Cher lecteurs voici enfin la suite promise, en m’excusant du retard pris dans la production de ce deuxième épisode…
4. A travers le téléphone : premières micro stratégies d’auto motivation
« Allô Docteur A. ? Bonjour, je suis Y., je travaille dans un cabinet de recrutement et je vous appelle pour vous proposer un poste dans votre spécialité.
(…)
Allô Docteur Z ? Je suis Y. du cabinet de recrutement B., êtes vous à l’écoute de nouvelles opportunités professionnelles ?
(…)
Bonjour, puis-je parler au Docteur C. ? De la part de Y. Il s’agit d’un sujet personnel, qui concerne le Dr C. en personne, c’est confidentiel.
(…)
Oui bonjour Docteur D., je suis Y. du cabinet de recrutement &, est- ce le bon moment pour parler avec vous maintenant ? (…) Je vous appelle pour faire le point avec vous, voir où vous en êtes au niveau professionnel et si l’on peut vous proposer des postes en lien avec vos desiderata.»
Ces phrases de première approche avec les candidats sont devenues un refrain que je débite quotidiennement à travers un téléphone, l’arme fatale n°1 du chasseur de têtes.
Au tout début je ne me lassais pas de les répéter car une conviction profonde m’animait : j’offrais aux candidats une nouvelle opportunité, une nouvelle voie, un choix de carrière, la possibilité de changer de ville, changer d’environnement, changer de collègues et tout recommencer à zéro. Pendant les quelques minutes où j’avais le candidat au bout du fil je m’intéressais réellement à lui et, parfois, lorsqu’il s’agissait d’un candidat que nous avions déjà dans nos fichiers, on faisait un petit bilan ensemble avant de lui proposer un poste.
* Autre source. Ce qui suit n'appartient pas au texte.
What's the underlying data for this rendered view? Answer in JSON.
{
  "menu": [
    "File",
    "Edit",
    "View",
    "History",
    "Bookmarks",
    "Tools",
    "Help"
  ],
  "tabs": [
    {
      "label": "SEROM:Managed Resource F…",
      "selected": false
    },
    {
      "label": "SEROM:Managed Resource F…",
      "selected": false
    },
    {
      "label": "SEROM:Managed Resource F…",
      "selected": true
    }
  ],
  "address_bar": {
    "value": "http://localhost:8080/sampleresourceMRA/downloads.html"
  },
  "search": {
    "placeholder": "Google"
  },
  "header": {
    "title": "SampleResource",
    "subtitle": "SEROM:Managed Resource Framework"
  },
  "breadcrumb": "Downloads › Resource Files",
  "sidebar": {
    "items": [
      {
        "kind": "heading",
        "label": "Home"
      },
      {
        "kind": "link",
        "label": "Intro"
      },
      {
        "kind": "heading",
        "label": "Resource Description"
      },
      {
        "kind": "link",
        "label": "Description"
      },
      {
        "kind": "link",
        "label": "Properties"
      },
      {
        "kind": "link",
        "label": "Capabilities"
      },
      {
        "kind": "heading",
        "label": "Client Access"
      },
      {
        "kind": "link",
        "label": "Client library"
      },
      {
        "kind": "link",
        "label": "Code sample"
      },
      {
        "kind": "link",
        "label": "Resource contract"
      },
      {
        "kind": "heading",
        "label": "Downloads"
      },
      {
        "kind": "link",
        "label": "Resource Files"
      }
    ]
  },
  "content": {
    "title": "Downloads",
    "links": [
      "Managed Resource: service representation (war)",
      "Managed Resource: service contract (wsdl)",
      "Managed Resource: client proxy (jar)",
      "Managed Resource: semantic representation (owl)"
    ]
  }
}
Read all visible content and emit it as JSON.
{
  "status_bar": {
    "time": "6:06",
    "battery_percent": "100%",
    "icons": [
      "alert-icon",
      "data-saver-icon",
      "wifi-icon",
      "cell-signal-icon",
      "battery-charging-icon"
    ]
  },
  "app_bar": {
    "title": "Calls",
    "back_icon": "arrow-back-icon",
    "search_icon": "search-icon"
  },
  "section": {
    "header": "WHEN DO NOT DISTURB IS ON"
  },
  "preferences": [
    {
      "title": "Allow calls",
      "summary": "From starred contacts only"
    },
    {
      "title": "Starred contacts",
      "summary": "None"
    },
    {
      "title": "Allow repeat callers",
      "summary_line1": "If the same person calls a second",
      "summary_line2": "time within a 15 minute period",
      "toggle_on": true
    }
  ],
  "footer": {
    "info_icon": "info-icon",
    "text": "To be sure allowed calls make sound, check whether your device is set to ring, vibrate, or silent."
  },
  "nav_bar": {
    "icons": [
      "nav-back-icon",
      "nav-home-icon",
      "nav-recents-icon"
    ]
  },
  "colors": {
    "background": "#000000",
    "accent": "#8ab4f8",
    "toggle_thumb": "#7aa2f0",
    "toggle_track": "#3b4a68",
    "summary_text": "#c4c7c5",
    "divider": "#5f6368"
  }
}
Lorsque l’opportunité que je proposais au candidat pouvait coïncider avec ses desiderata, avec un objectif ou un projet de vie, cela me rendait heureuse. Dans le cas contraire, qui était le plus fréquent, lorsqu’un candidat me disait qu’il était déjà bien dans son poste, je l’en félicitait et me réjouissais pour lui. Si un candidat était intéressé pour changer de job mais n’était pas séduit par mon offre de poste, je l’interrogeais alors sur ses desiderata, je notais cela dans mon « tableau de chasse », je l’en remerciait pour m’en avoir fait part et lui assurait de le recontacter le jour où nous recevions une offre en adéquation avec ses souhaits. Tout cela peut avoir un côté un peu naïf et utopique mais c’est en ayant cet état d’esprit là que je pouvais, sans lassitude, passer plusieurs dizaines de coups de fil par jour et ne me pas me sentir dépitée ou frustrée ou démoralisée par plusieurs dizaines de « non, merci je ne suis pas intéressé. » En réalité mon attitude et ma perception de mon activité découlaient d’une stratégie qui me permettait de voir les choses en beau et pouvoir ainsi continuer mon boulot sans que cela me soit pénible. Cette stratégie consistait à transformer dans mon esprit le commercial en relationnel.
En outre, cela me semblait en lien avec ce que je croyais qu’on attendait de moi… Car lors de l’entretien d’embauche, on m’avait signifiée que la qualité principale d’un chargé de recherche est la capacité d’écoute. C’est pourquoi, bien que consciente de la part commerciale de la chasse, je pensais que le relationnel primait sur le commercial ou que je pouvais transformer le commercial en relationnel.
Or je me rendis rapidement compte que même si un commercial doit avoir des compétences relationnelles (« la tchatche ») l’équation relationnel- commercial est impossible.
Aussi mes superviseurs m’ont rapidement fait comprendre que l’écoute avec un candidat n’avait qu’un seul but : détecter si celui-ci possède bien les minima requis pour le poste (diplôme+expérience) et si le job l’intéresse. Dans le cas contraire il faut couper court, poliment mais promptement, à la conversation.
C’est ainsi que la représentation initiale que je me faisais de mon activité s’effondra et je dus inventer d’autres stratégies pour continuer à travailler sans morosité. C’est à peu prés à cette époque que je commençais à attendre avec impatience la fin de mes journées, les week-ends et rêver de vacances au soleil ainsi que de paysages paradisiaques pendant que je parcourais les souterrains de ma ville à l’entrée ou à la sortie d’un métro.